Isn't LOTR "Christian", somehow? Maybe I'm thinking of C.S. Lewis 🤔

[–] Smatt@lemmy.ca 11 points 1 year ago (1 children)

Yeah Narnia was straight up unmistakable Christian allegory. I believe J.R.R. (C.S.'s drinking buddy) always insisted that LOTR was not meant to be taken in that way, or like when people hypothesized that Sauron was Hitler and so on.

[–] FaeDrifter@midwest.social 14 points 1 year ago* (last edited 1 year ago) (1 children)

There's not really anything about Sauron that is a critique of Hitler or fascism specifically. I think Sauron, like Smaug, was a warning against human greed, for money or for power.

See how the hobbits are like the antithesis of Smaug and Sauron, and each time caused their ultimate downfall.

"If more of us valued food and cheer and song above hoarded gold, it would be a merrier world."

[–] david_megginson@mstdn.ca 4 points 1 year ago

@FaeDrifter @Smatt I read Tolkein's books more in the light of his experience serving on the front in WW1. There's this terrible thing that you have to leave your cozy, safe home to do, and it damages you so much that even after "victory", you can never really go back.

[–] aksdb@feddit.de 4 points 1 year ago

People with strong beliefs are often not exactly rational or analytical.

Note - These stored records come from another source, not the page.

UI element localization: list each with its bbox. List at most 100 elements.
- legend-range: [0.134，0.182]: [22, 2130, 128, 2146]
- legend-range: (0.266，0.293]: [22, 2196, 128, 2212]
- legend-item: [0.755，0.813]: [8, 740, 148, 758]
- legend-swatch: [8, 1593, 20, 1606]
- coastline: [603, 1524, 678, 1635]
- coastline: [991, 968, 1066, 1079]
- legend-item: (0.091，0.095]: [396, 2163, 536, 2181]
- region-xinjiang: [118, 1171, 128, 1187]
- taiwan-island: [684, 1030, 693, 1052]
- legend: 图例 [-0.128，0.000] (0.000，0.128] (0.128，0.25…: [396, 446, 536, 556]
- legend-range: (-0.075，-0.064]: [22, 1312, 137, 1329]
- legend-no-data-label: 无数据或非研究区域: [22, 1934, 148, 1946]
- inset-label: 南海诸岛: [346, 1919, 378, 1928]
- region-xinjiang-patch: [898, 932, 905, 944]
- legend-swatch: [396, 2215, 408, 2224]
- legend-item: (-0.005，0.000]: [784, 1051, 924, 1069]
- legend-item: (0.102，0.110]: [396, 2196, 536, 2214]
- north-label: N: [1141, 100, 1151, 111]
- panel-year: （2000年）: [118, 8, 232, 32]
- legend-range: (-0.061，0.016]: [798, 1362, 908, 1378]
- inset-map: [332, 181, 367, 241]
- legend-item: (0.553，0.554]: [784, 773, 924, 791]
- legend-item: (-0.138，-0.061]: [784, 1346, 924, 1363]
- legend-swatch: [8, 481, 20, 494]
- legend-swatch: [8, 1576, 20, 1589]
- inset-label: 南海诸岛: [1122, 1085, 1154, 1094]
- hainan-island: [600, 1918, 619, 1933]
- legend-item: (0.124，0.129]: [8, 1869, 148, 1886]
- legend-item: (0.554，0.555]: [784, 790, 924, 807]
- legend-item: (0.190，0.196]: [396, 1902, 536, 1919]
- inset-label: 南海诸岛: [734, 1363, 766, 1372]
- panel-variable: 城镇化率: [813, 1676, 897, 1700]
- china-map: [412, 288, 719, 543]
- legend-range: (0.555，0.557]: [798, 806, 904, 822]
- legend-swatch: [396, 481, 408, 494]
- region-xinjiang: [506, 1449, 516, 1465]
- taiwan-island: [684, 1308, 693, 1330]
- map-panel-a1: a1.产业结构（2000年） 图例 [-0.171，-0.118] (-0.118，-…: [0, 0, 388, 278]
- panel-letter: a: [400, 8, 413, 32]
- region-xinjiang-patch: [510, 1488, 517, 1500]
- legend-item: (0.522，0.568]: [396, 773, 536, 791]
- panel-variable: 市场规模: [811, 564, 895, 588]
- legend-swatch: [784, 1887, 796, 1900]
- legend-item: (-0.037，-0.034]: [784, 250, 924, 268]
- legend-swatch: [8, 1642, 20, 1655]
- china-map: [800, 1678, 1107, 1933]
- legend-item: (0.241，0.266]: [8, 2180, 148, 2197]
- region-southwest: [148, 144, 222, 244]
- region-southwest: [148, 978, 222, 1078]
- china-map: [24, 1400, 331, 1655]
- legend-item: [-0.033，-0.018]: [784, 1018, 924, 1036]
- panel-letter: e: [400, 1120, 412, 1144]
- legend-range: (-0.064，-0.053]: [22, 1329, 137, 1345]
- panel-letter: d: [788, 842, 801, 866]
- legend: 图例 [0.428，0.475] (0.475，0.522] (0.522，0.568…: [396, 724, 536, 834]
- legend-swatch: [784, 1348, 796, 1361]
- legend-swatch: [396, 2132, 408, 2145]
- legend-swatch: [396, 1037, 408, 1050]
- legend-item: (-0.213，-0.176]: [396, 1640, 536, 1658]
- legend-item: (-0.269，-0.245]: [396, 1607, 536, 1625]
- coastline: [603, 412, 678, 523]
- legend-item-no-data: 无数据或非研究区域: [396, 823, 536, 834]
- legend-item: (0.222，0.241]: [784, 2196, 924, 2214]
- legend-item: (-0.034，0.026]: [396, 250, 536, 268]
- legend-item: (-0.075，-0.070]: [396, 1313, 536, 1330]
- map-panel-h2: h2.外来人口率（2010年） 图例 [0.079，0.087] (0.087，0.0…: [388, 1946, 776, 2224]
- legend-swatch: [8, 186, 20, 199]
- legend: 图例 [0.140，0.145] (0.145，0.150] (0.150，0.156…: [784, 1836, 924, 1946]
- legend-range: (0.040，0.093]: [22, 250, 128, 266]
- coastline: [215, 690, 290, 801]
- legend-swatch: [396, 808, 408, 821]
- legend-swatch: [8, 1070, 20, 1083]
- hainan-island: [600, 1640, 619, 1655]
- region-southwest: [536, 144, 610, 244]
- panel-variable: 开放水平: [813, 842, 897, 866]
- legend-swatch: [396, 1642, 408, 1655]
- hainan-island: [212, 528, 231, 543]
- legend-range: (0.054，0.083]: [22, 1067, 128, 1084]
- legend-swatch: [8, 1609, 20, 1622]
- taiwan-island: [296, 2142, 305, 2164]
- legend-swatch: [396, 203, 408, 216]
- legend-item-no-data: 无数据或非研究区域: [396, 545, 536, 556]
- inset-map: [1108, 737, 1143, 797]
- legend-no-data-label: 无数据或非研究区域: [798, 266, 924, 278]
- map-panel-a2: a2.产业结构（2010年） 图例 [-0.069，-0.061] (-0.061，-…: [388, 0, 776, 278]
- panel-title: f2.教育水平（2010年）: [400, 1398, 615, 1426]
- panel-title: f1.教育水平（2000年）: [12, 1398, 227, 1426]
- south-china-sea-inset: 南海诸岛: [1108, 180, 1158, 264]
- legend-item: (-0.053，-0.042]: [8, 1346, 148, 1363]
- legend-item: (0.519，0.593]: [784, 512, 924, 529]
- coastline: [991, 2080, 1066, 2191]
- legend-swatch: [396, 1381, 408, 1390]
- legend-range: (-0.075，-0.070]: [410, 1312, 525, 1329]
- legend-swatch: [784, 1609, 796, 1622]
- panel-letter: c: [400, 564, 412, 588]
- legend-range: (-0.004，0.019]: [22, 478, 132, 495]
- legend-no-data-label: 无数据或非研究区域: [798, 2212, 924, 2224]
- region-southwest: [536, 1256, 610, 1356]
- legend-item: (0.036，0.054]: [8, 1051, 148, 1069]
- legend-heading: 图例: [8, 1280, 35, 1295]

[–] Banzai51@midwest.social 3 points 1 year ago

You're thinking of CS Lewis. Now imagine if pre-early teen me asking this person about Neuromancer by Gibson. Their head would have exploded. One saving grace about my suburban bedroom town is that we had a good public library. If I wanted the good stuff, they either had it or could get it.

[–] david_megginson@mstdn.ca 1 points 1 year ago (1 children)

@cheese_greater @Banzai51 LOTR isn't very Christian; Tolkein was Professor of Anglo-Saxon at Oxford, at a time when Old English studies were focussing more on the pagan elements that they thought were more "pure" and corrupted by the arrival of Christianity.

C.S. Lewis's books were allegorical Christian (very high church), but fundamentalists don't go for that kind of thing; for them, Jesus has to be Jesus, not an anthropomorphic lion inspired by the story of the crucifixion.